# 🤖 Code Review Fine-Tuning Notebook
**Train StarCoder or similar models using CodeXGLUE, Devign, and your own data**

---
✅ Dataset merging
✅ JSONL formatting
✅ Optional Hugging Face upload
✅ Fine-tuning setup

_Generated on: 2025-06-26 08:07_

In [None]:
# 📦 Install dependencies
!pip install datasets transformers accelerate tqdm

In [None]:
# 📥 Load and Combine Datasets
from datasets import load_dataset
import json
from tqdm import tqdm

output_data = []

# Load CodeXGLUE
codeglue = load_dataset("code_x_glue_cc_code_to_text", "python")
for item in tqdm(codeglue['train'].select(range(1000))):
    prompt = f"### Code:\n{item['code']}\n### Review:"
    completion = " " + item['docstring'].strip()
    output_data.append({"prompt": prompt, "completion": completion})

# Load Devign
devign = load_dataset("microsoft/Devign")
for item in tqdm(devign['train'].select(range(1000))):
    label = "Vulnerable" if item['target'] else "Safe"
    prompt = f"### Code:\n{item['func']}\n### Is this vulnerable?"
    completion = f" {label}"
    output_data.append({"prompt": prompt, "completion": completion})

# Add personal data
my_data = [
    {"code": "def hello(): print('hi')", "review": "Add a docstring."}
]
for item in my_data:
    output_data.append({
        "prompt": f"### Code:\n{item['code']}\n### Review:",
        "completion": " " + item['review']
    })

# Save JSONL
with open("fine_tune_data.jsonl", "w") as f:
    for item in output_data:
        f.write(json.dumps(item) + "\n")

print("✅ Dataset ready")

In [None]:
# 🚀 Fine-tune a small StarCoder model
from transformers import AutoTokenizer, AutoModelForCausalLM, TrainingArguments, Trainer, DataCollatorForLanguageModeling
from datasets import load_dataset

model_name = "bigcode/starcoderbase-1b"
tokenizer = AutoTokenizer.from_pretrained(model_name)
model = AutoModelForCausalLM.from_pretrained(model_name)
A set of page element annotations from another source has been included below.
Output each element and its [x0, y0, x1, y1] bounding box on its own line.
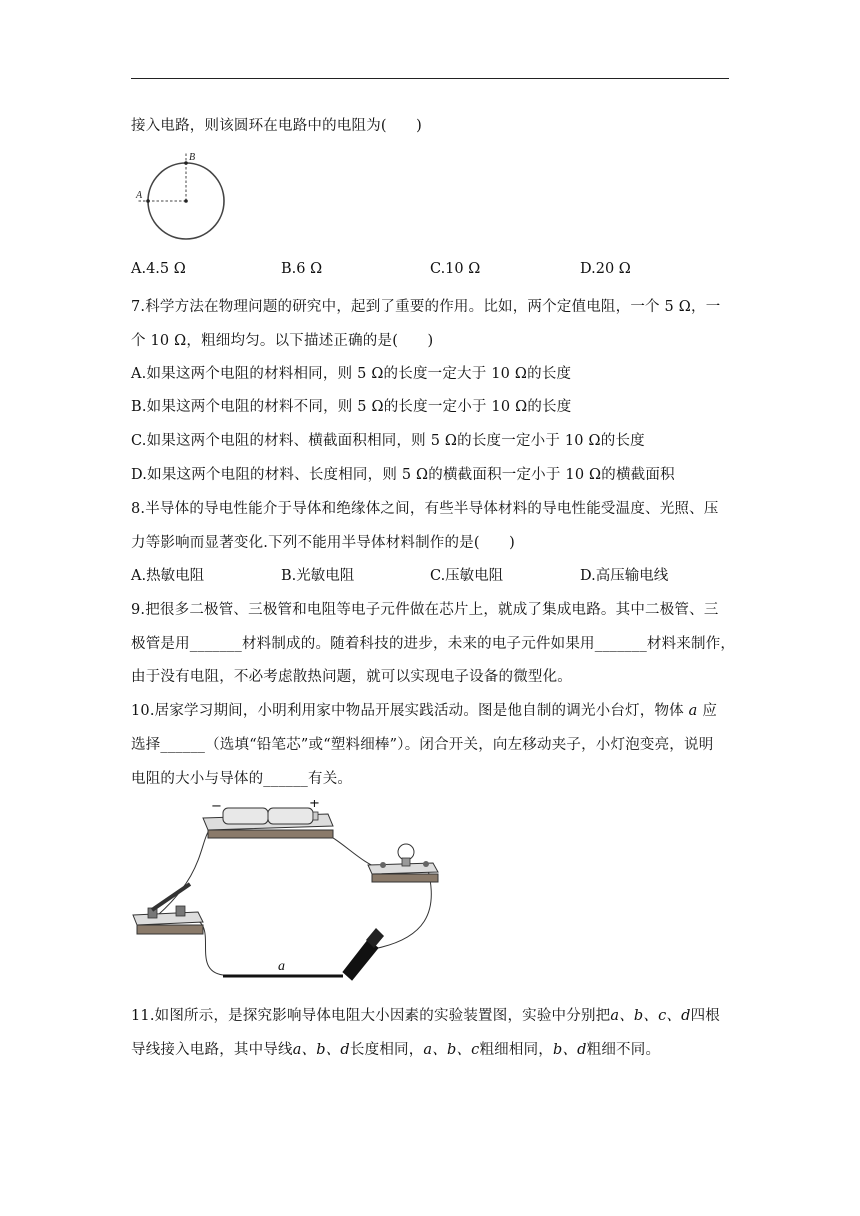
q7-option-d: D.如果这两个电阻的材料、长度相同，则 5 Ω的横截面积一定小于 10 Ω的横截面积: [131, 467, 675, 483]
q6-option-d: D.20 Ω: [580, 261, 631, 277]
q6-ring-figure: [128, 146, 233, 246]
q10-line1-post: 应: [697, 703, 718, 719]
q11-line1: [131, 1004, 720, 1025]
q11-l2-v3: b、d: [552, 1042, 587, 1058]
q10-line1: [131, 699, 717, 720]
q11-l1-pre: 11.如图所示，是探究影响导体电阻大小因素的实验装置图，实验中分别把: [131, 1008, 611, 1024]
q11-l2-mid2: 粗细相同，: [479, 1042, 553, 1058]
q10-lamp-circuit-figure: [128, 800, 448, 985]
q10-var-a: a: [688, 703, 698, 719]
q9-line2: 极管是用_______材料制成的。随着科技的进步，未来的电子元件如果用_______材料来制作，: [131, 636, 736, 652]
q11-l2-v1: a、b、d: [292, 1042, 350, 1058]
q11-l2-mid: 长度相同，: [349, 1042, 424, 1058]
q7-line2: 个 10 Ω，粗细均匀。以下描述正确的是( ): [131, 333, 434, 349]
header-rule: [131, 78, 729, 79]
q11-l1-vars: a、b、c、d: [610, 1008, 691, 1024]
q7-option-a: A.如果这两个电阻的材料相同，则 5 Ω的长度一定大于 10 Ω的长度: [131, 366, 572, 382]
q10-line2: 选择______（选填“铅笔芯”或“塑料细棒”）。闭合开关，向左移动夹子，小灯泡变亮，说明: [131, 737, 714, 753]
q11-l1-post: 四根: [690, 1008, 720, 1024]
q6-option-c: C.10 Ω: [430, 261, 481, 277]
q11-l2-v2: a、b、c: [423, 1042, 480, 1058]
q7-option-c: C.如果这两个电阻的材料、横截面积相同，则 5 Ω的长度一定小于 10 Ω的长度: [131, 433, 645, 449]
q9-line3: 由于没有电阻，不必考虑散热问题，就可以实现电子设备的微型化。: [131, 669, 572, 685]
q8-line2: 力等影响而显著变化.下列不能用半导体材料制作的是( ): [131, 535, 516, 551]
point-b-label: B: [189, 152, 196, 163]
q10-line3: 电阻的大小与导体的______有关。: [131, 771, 353, 787]
q11-l2-post: 粗细不同。: [586, 1042, 661, 1058]
q8-option-a: A.热敏电阻: [131, 568, 205, 584]
q7-line1: 7.科学方法在物理问题的研究中，起到了重要的作用。比如，两个定值电阻，一个 5 Ω，一: [131, 299, 721, 315]
q6-option-a: A.4.5 Ω: [131, 261, 186, 277]
conductor-a-label: a: [278, 959, 285, 974]
q9-line1: 9.把很多二极管、三极管和电阻等电子元件做在芯片上，就成了集成电路。其中二极管、三: [131, 602, 719, 618]
q6-option-b: B.6 Ω: [281, 261, 323, 277]
q11-l2-pre: 导线接入电路，其中导线: [131, 1042, 293, 1058]
q6-stem: 接入电路，则该圆环在电路中的电阻为( ): [131, 118, 423, 134]
q8-option-d: D.高压输电线: [580, 568, 669, 584]
q7-option-b: B.如果这两个电阻的材料不同，则 5 Ω的长度一定小于 10 Ω的长度: [131, 399, 572, 415]
q8-line1: 8.半导体的导电性能介于导体和绝缘体之间，有些半导体材料的导电性能受温度、光照、压: [131, 501, 719, 517]
q11-line2: [131, 1038, 660, 1059]
q8-option-c: C.压敏电阻: [430, 568, 504, 584]
battery-minus-label: −: [211, 800, 222, 814]
point-a-label: A: [136, 190, 143, 201]
q8-option-b: B.光敏电阻: [281, 568, 355, 584]
q10-line1-pre: 10.居家学习期间，小明利用家中物品开展实践活动。图是他自制的调光小台灯，物体: [131, 703, 689, 719]
battery-plus-label: +: [309, 800, 320, 811]
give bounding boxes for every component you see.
dataset = load_dataset("json", data_files="fine_tune_data.jsonl", split="train")

def tokenize(example):
    return tokenizer(example["prompt"] + example["completion"], truncation=True, max_length=512)

tokenized = dataset.map(tokenize)

args = TrainingArguments(
    output_dir="./checkpoints",
    per_device_train_batch_size=2,
    num_train_epochs=1,
    logging_steps=10,
    save_steps=50,
    fp16=True
)

trainer = Trainer(
    model=model,
    args=args,
    train_dataset=tokenized,
    data_collator=DataCollatorForLanguageModeling(tokenizer, mlm=False),
)

trainer.train()